Using PCA, if we reduce the dimension of a dataset $x_1, \dots, x_n \in \mathbb{R}^d$ of mean zero, then we can get a dimensionally reduced dataset $y_1, \dots , y_n \in \mathbb{R}^k$, for some $1\leq k \leq d$
How can we know that PCA shrinks the dataset between data points?

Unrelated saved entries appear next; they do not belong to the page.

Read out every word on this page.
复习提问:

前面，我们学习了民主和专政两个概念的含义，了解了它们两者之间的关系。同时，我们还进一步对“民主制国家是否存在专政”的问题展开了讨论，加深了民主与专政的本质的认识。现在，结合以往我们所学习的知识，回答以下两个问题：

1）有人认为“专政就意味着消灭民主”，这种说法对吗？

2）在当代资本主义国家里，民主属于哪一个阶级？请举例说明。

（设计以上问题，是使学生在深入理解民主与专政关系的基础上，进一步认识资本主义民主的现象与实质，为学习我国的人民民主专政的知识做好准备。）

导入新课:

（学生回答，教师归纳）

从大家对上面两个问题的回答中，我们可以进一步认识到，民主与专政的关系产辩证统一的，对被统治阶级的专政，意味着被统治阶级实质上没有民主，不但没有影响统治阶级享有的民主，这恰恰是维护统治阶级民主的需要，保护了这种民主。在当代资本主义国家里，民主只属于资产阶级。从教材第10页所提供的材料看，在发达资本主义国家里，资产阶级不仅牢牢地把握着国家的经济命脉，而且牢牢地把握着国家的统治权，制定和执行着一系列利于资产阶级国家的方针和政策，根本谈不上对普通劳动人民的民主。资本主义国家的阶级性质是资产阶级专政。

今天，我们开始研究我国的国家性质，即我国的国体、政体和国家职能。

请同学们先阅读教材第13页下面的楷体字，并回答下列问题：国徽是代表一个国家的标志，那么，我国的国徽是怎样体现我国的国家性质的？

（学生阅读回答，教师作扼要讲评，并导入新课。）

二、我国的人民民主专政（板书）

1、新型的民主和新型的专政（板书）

And how can we know that new features are uncorrelated?
My idea:
To show the distance: we can show that $\|y_i - y_j\| \leq \|x_i - x_j\|$
And for $f^{(i)} = (y_{1,i}, y_{2,i}, \dots , y_{n,i}) \in \mathbb{R}^n$ where $ 1 \in \{1,\dots,k\}$ we want to show that for all $i \neq j, f^{(i)} \perp f^{(j)}$
We know that
$y_i = \langle x_i,e_j \rangle$
$\|y_i - y_j\| =\sqrt{\sum_{i=1}^n(y_i-y_j)^2}$
The $n \times k$ matrix $Y$ (whose rows are $y_1, \ldots, y_n$) is $Y = XV_{1:k}$ where the columns of $V_{1:k} \in \mathbb{R}^{d \times k}$ are the orthonormal eigenvectors of $X^\top X$ corresponding to the largest $k$ eigenvalues.